Squeezing-enhanced Raman spectroscopy

TL;DR

This paper introduces a quantum-enhanced Raman spectroscopy method using squeezing to surpass shot-noise limits, amplifying the Raman signal and suppressing background noise, thus improving sensitivity beyond classical techniques.

Contribution

It presents a novel squeezing-based approach that enhances Raman spectroscopy sensitivity and background suppression while remaining compatible with existing methods.

Findings

Achieves quantum-limited phase estimation of Raman response.

Amplifies resonant Raman signals by the squeezing factor.

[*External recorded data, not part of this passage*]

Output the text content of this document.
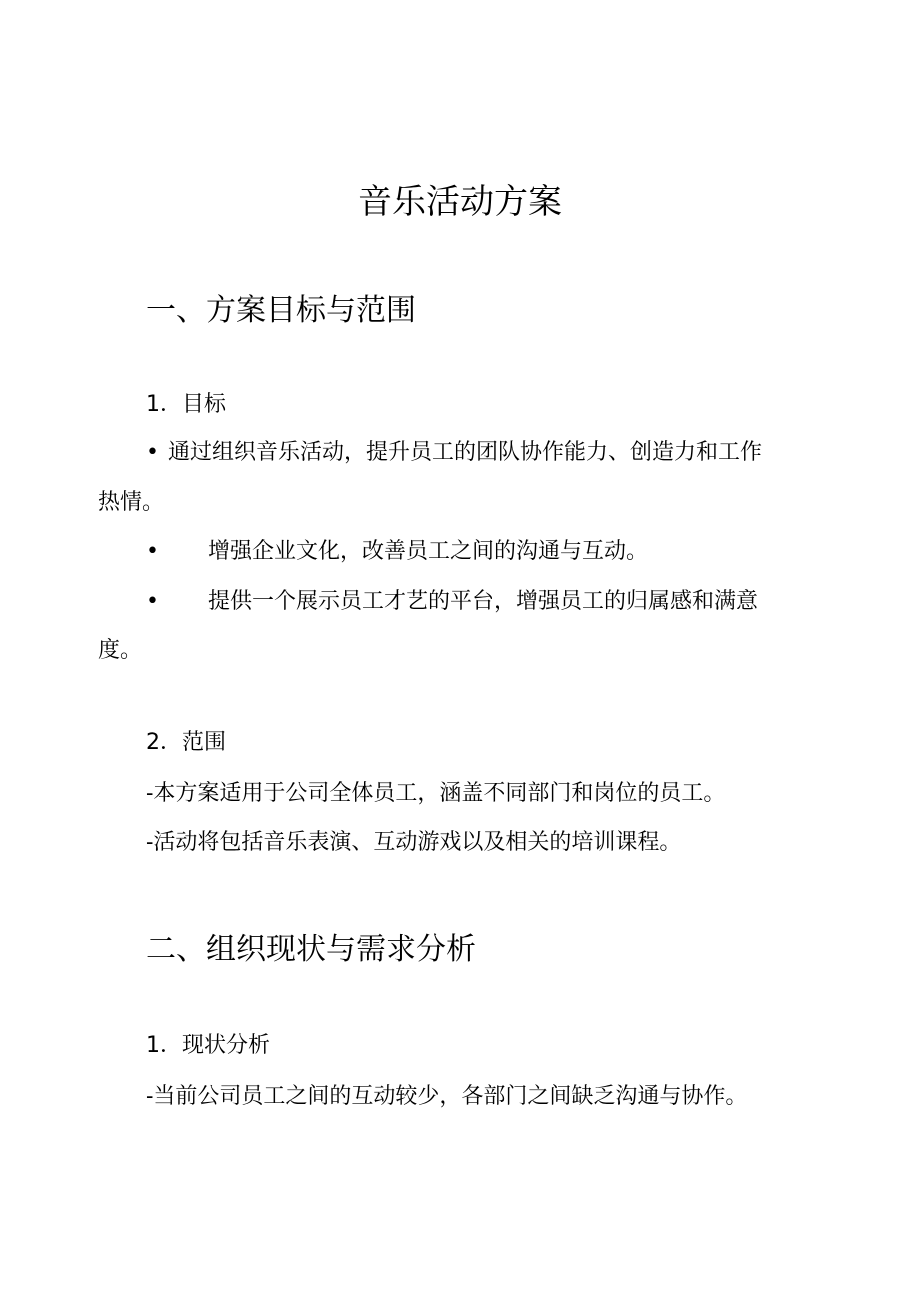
音乐活动方案
一、方案目标与范围
1．目标
• 通过组织音乐活动，提升员工的团队协作能力、创造力和工作
热情。
• 增强企业文化，改善员工之间的沟通与互动。
• 提供一个展示员工才艺的平台，增强员工的归属感和满意
度。
2．范围
-本方案适用于公司全体员工，涵盖不同部门和岗位的员工。
-活动将包括音乐表演、互动游戏以及相关的培训课程。
二、组织现状与需求分析
1．现状分析
-当前公司员工之间的互动较少，各部门之间缺乏沟通与协作。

Suppresses non-resonant background through destructive interference.

Abstract

The sensitivity of classical Raman spectroscopy methods, such as Coherent Anti-Stokes Raman spectroscopy (CARS) or Stimulated Raman spectroscopy (SRS), is ultimately limited by shot-noise from the stimulating fields. We present the complete theoretical analysis of a squeezing-enhanced version of Raman spectroscopy that overcomes the shot-noise limit of sensitivity with enhancement of the Raman signal and inherent background suppression, while remaining fully compatible with standard Raman spectroscopy methods. By incorporating the Raman sample between two phase-sensitive parametric amplifiers that squeeze the light along orthogonal quadrature axes, the typical intensity measurement of the Raman response is converted into a quantum-limited, super-sensitive estimation of phase. The resonant Raman response in the sample induces a phase shift to signal-idler frequency-pairs within the fingerprint spectrum of the molecule, resulting in amplification of the resonant Raman signal by the squeezing factor of the parametric amplifiers, whereas the non-resonant background is annihilated by destructive interference. Seeding the interferometer with classical coherent light stimulates the Raman signal further without increasing the background, effectively forming squeezing-enhanced versions of CARS and SRS, where the quantum enhancement is achieved on top of the classical stimulation.